Wichtig ist vor allem eine ausreichend hohe Deckungssumme. Diesen Punkt sollten Sie vor allem bei hochwertigen Fahrzeugen beachten. Viele Versicherungsgesellschaften begrenzen die Deckungssumme. Kostet das Pedelec mehr, ist in vielen Fällen keine Versicherung möglich. Im besten Fall werden bei einem Schaden nur ein Teil der Kosten ersetzt. Gehören Sie auch zu den Menschen, die gern mit dem Fahrrad in Urlaub fahren? Dann sollten Sie unbedingt dem Geltungsbereich der Versicherung Aufmerksamkeit schenken. Wenn der Schutz nur auf Deutschland beschränkt ist, erkennt die Versicherung den Schadensfall nicht an, falls das Rad im Auslandsurlaub gestohlen wird. In bestimmten Regionen ist die Wahrscheinlichkeit dafür besonders hoch.

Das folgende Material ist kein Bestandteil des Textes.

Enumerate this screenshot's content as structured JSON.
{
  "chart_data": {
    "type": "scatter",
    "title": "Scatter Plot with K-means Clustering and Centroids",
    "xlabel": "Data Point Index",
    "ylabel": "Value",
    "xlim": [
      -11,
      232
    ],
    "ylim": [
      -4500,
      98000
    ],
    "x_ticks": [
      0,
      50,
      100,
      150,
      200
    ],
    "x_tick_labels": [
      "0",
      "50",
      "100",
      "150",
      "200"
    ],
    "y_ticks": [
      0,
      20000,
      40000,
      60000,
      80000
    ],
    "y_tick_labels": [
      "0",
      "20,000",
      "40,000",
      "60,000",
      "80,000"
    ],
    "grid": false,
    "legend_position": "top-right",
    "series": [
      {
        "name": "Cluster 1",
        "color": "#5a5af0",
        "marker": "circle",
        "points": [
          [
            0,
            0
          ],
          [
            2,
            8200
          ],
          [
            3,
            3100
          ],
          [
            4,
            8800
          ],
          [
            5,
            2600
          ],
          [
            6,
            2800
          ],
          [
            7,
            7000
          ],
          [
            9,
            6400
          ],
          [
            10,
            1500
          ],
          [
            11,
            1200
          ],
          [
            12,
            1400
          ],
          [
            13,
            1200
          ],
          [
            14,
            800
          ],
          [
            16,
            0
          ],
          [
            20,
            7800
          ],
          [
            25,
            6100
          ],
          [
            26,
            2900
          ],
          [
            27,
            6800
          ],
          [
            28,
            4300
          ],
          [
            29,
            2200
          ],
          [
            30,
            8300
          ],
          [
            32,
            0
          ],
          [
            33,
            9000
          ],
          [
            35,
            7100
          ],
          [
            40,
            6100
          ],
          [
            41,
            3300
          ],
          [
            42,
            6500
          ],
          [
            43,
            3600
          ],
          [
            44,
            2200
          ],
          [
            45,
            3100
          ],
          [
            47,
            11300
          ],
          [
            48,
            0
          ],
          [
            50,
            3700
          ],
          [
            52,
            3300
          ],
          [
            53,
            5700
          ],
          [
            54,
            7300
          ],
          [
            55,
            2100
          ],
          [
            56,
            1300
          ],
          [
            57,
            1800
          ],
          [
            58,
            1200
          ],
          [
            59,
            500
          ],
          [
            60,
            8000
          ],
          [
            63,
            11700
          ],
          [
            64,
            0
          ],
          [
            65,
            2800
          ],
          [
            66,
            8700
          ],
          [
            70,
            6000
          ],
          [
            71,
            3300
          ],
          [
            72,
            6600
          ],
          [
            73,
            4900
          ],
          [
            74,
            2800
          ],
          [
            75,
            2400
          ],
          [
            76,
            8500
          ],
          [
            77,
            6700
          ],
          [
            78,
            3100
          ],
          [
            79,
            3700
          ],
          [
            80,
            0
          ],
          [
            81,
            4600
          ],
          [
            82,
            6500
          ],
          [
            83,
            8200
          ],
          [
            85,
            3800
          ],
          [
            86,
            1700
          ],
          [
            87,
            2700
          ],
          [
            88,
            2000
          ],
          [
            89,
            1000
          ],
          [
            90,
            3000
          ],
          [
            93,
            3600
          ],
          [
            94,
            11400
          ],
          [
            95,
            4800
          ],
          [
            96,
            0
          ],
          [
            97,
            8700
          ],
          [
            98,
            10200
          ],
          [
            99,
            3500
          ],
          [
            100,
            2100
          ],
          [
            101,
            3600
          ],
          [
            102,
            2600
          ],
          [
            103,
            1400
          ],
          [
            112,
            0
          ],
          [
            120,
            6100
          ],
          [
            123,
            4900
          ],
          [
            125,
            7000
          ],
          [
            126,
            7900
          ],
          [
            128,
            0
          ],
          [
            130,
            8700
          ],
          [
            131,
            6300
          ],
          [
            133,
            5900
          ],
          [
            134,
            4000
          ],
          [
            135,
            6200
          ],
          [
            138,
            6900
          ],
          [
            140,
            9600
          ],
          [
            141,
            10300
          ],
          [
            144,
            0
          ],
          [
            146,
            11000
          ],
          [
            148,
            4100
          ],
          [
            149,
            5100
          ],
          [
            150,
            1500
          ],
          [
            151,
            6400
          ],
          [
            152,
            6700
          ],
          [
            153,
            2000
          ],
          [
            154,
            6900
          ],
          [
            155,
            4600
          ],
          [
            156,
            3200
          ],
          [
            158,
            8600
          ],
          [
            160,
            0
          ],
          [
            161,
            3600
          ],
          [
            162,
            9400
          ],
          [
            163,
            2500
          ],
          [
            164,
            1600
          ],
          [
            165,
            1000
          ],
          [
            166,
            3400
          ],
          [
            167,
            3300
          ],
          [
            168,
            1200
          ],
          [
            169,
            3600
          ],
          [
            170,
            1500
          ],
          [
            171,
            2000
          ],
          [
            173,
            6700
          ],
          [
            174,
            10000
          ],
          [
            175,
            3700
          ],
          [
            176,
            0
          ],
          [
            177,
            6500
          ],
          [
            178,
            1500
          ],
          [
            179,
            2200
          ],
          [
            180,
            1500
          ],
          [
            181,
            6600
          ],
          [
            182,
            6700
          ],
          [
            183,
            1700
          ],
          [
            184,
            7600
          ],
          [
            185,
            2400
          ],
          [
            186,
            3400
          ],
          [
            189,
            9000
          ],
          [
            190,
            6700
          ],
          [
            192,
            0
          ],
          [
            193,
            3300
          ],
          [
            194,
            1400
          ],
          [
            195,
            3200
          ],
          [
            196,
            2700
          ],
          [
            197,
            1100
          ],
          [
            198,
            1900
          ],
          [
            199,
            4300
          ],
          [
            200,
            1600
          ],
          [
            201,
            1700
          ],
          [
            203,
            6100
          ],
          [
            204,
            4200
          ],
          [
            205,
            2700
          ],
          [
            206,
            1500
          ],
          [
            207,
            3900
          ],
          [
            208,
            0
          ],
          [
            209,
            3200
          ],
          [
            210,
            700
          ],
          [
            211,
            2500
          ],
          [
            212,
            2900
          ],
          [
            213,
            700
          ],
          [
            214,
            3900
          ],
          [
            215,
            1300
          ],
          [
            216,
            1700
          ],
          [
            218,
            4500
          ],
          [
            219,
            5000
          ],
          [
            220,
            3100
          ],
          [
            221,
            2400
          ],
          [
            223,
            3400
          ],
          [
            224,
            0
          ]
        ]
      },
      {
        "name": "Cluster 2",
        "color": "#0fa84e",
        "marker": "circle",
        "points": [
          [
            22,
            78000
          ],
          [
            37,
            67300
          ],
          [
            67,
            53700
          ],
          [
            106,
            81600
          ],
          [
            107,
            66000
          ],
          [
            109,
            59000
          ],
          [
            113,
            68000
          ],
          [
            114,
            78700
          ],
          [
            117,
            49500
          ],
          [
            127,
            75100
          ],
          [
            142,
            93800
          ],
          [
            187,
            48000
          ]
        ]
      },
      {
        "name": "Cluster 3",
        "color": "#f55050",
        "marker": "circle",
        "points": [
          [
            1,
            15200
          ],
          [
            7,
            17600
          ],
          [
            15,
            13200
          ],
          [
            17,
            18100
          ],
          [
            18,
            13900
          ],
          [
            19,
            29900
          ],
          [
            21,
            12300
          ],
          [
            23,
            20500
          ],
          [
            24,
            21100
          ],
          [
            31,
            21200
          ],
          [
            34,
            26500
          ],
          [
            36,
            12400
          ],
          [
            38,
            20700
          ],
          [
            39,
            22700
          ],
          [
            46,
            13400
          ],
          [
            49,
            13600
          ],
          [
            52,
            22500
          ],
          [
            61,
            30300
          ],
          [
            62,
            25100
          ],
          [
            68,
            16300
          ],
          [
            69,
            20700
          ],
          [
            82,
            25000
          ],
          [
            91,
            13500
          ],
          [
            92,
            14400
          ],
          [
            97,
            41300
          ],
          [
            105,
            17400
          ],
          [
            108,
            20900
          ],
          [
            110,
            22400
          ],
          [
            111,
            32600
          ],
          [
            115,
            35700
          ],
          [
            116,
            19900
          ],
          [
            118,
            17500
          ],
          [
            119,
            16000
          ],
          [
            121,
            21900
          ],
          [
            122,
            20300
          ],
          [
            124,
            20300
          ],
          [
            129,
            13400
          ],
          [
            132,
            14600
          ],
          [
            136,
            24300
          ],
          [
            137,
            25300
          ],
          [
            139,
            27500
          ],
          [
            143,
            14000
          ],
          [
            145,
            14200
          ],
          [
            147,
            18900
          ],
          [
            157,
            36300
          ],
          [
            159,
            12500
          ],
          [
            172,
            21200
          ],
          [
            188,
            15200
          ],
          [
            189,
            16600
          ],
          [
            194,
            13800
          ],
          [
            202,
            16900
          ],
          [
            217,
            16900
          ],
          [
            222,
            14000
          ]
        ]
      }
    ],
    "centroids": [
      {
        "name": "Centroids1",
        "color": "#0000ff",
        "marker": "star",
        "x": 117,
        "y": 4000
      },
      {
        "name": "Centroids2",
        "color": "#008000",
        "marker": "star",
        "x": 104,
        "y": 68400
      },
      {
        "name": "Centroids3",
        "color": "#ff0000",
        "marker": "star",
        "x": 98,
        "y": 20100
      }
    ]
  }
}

Kaufen Sie das Rad bei einem Fachhändler, lassen Sie sich nicht durch den Händler vor Ort dazu drängen, eine Pedelec-Versicherung abzuschließen. Das ist auch noch einige Zeit nach dem Kauf möglich. Manche Händler wenden diese Taktik an, um ihre Kunden unter Druck zu setzen, eine teure Versicherung abzuschließen. Darüber freut er sich, weil er von der Versicherungsgesellschaft eine gute Provision erhält. Besser ist es, sich zu Hause etwas Zeit zu nehmen und im Internet einen Versicherungsvergleich durchzuführen. Sie können dort in aller Ruhe die Anbieter und ihre Konditionen vergleichen. Notieren Sie sich die Rahmennummer und heben auch den Kaufbeleg gut auf. Beides benötigen Sie bei einem Schadensfall oder wenn das Rad gestohlen wird und Sie Anzeige bei der Polizei erstatten. Der Kaufbeleg dient als Nachweis, dass Sie der rechtmäßige Eigentümer sind und die Rahmennummer erleichtert die Fahndung und Identifizierung.